Hundreds in the Twitterverse have latched onto my sentiments, offering uber-agreement about the flaws and current irrelevance of + to anyone but the technorati, mediaheads, and early adopters.  On G+, as you might guess, I am being vilified as a lazy ‘hater’ (Bill Keller of the NYT called me that!) who simply doesn’t ‘get’ how to use the service and wasn’t willing to put in enough time to learn its quirks and bask in its awesomeness.  While some comments have been asinine (oh, Internet, how we love thee), many have raised interesting issues.  So is Google+ a “ghost town” (as a writer I quote calls it) or is it “the best thing since sliced bread” (as MediaShift executive editor Mark Glaser describes one digital media evangelist’s perspective on it)?

Below is a screenshot sampling of two write-ups about the debate spurred by the post:

Separately, here are a slew of tweets and a well-put G+ post agreeing with my basic sentiments.  We are not haters!  We have simply not had a + experience worth our time.

In a discussion thread on G+ earlier today, Glaser summed things up best:

Wanted to respond to the firestorm created by the article linked below on MediaShift by +Dan Reimold. There have been responses by+Robert Scoble, +Jeremiah Owyang and +Frederic Lardinois, and many more here on Google+.

First of all, Dan’s piece was his own experience, which was very different than my own experience. I’ve actually enjoyed being on G+ and it’s become my primary social network over Facebook and Twitter, not only because of the great interactions but also because of the privacy controls and Circles.

However, his main issue was that he did try the service, he did post and Circle people, and didn’t get that interaction. I doubt very seriously that he is alone in that experience, and the fact that very few of my non-work-colleague, non-media friends have come here regularly proves his point. Google+ might be a hit with the in-crowd, digerati, new media types, etc. but it has a ways to go to become a hit with the masses.

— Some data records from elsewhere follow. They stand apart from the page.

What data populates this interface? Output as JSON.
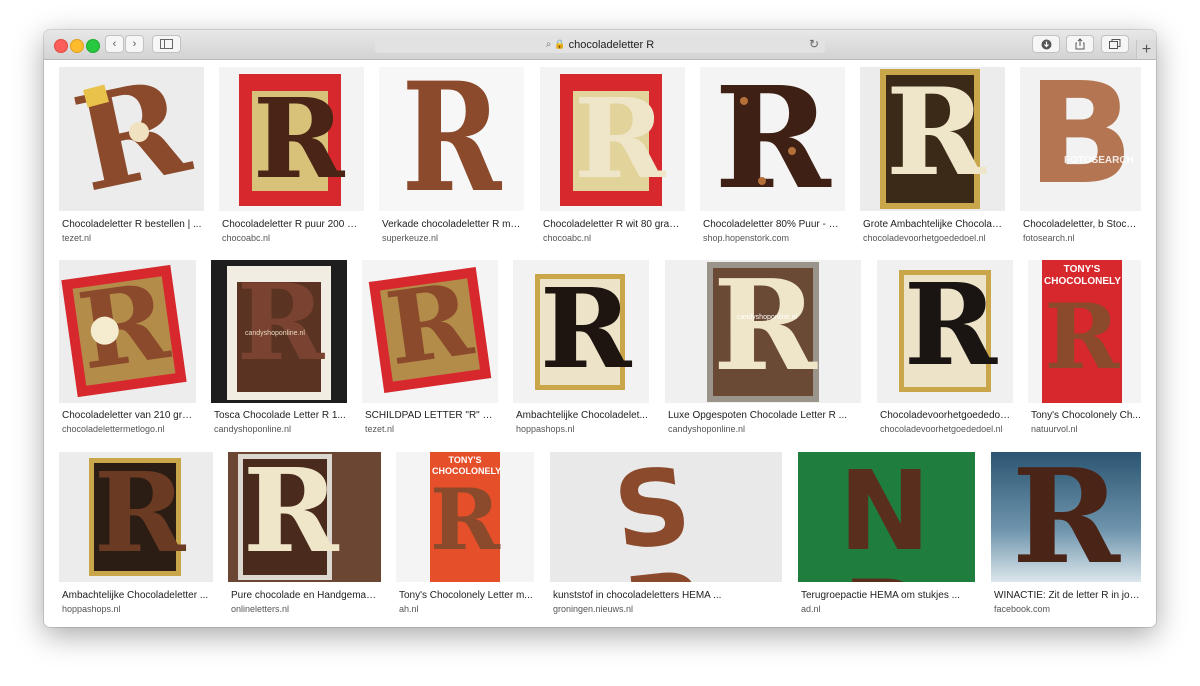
{
  "browser": {
    "address": "chocoladeletter R",
    "new_tab": "+"
  },
  "results": [
    {
      "caption": "Chocoladeletter R bestellen | ...",
      "source": "tezet.nl",
      "letter": "R"
    },
    {
      "caption": "Chocoladeletter R puur 200 gr...",
      "source": "chocoabc.nl",
      "letter": "R"
    },
    {
      "caption": "Verkade chocoladeletter R mel...",
      "source": "superkeuze.nl",
      "letter": "R"
    },
    {
      "caption": "Chocoladeletter R wit 80 gram...",
      "source": "chocoabc.nl",
      "letter": "R"
    },
    {
      "caption": "Chocoladeletter 80% Puur - Ho...",
      "source": "shop.hopenstork.com",
      "letter": "R"
    },
    {
      "caption": "Grote Ambachtelijke Chocolad...",
      "source": "chocoladevoorhetgoededoel.nl",
      "letter": "R"
    },
    {
      "caption": "Chocoladeletter, b Stock ...",
      "source": "fotosearch.nl",
      "letter": "B",
      "watermark": "FOTOSEARCH"
    },
    {
      "caption": "Chocoladeletter van 210 gra...",
      "source": "chocoladelettermetlogo.nl",
      "letter": "R"
    },
    {
      "caption": "Tosca Chocolade Letter R 1...",
      "source": "candyshoponline.nl",
      "letter": "R",
      "watermark": "candyshoponline.nl"
    },
    {
      "caption": "SCHILDPAD LETTER \"R\" ME...",
      "source": "tezet.nl",
      "letter": "R"
    },
    {
      "caption": "Ambachtelijke Chocoladelet...",
      "source": "hoppashops.nl",
      "letter": "R"
    },
    {
      "caption": "Luxe Opgespoten Chocolade Letter R ...",
      "source": "candyshoponline.nl",
      "letter": "R",
      "watermark": "candyshoponline.nl"
    },
    {
      "caption": "Chocoladevoorhetgoededoe...",
      "source": "chocoladevoorhetgoededoel.nl",
      "letter": "R"
    },
    {
      "caption": "Tony's Chocolonely Ch...",
      "source": "natuurvol.nl",
      "letter": "R",
      "brand": "TONY'S CHOCOLONELY"
    },
    {
      "caption": "Ambachtelijke Chocoladeletter ...",
      "source": "hoppashops.nl",
      "letter": "R"
    },
    {
      "caption": "Pure chocolade en Handgemaak...",
      "source": "onlineletters.nl",
      "letter": "R"
    },
    {
      "caption": "Tony's Chocolonely Letter m...",
      "source": "ah.nl",
      "letter": "R",
      "brand": "TONY'S CHOCOLONELY"
    },
    {
      "caption": "kunststof in chocoladeletters HEMA ...",
      "source": "groningen.nieuws.nl",
      "letter": "S P"
    },
    {
      "caption": "Terugroepactie HEMA om stukjes ...",
      "source": "ad.nl",
      "letter": "N R"
    },
    {
      "caption": "WINACTIE: Zit de letter R in jou...",
      "source": "facebook.com",
      "letter": "R"
    }
  ],
  "colors": {
    "milk": "#8a4a2b",
    "dark": "#4a2416",
    "white_choc": "#efe5c8",
    "red_box": "#d7282e",
    "gold": "#c9a64a"
  }
}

That’s not a knock on the service, in my opinion, but just a place where it lives right now. No one can say whether it will last or die, as we all know the staying power of most mass market social networks is about 3 or 4 years (if you judge by Friendster, MySpace, et al). So there’s a place for the booster like +Robert Scoble to say it’s the best thing since sliced bread (or FriendFeed) and a place for +Dan Reimold to say it’s dead to him.

Comments
One Response to “Google+: A ‘Ghost Town’ or ‘Best Thing Since Sliced Bread’?”
  1. sam says:

    I really don’t quite get google+ yet.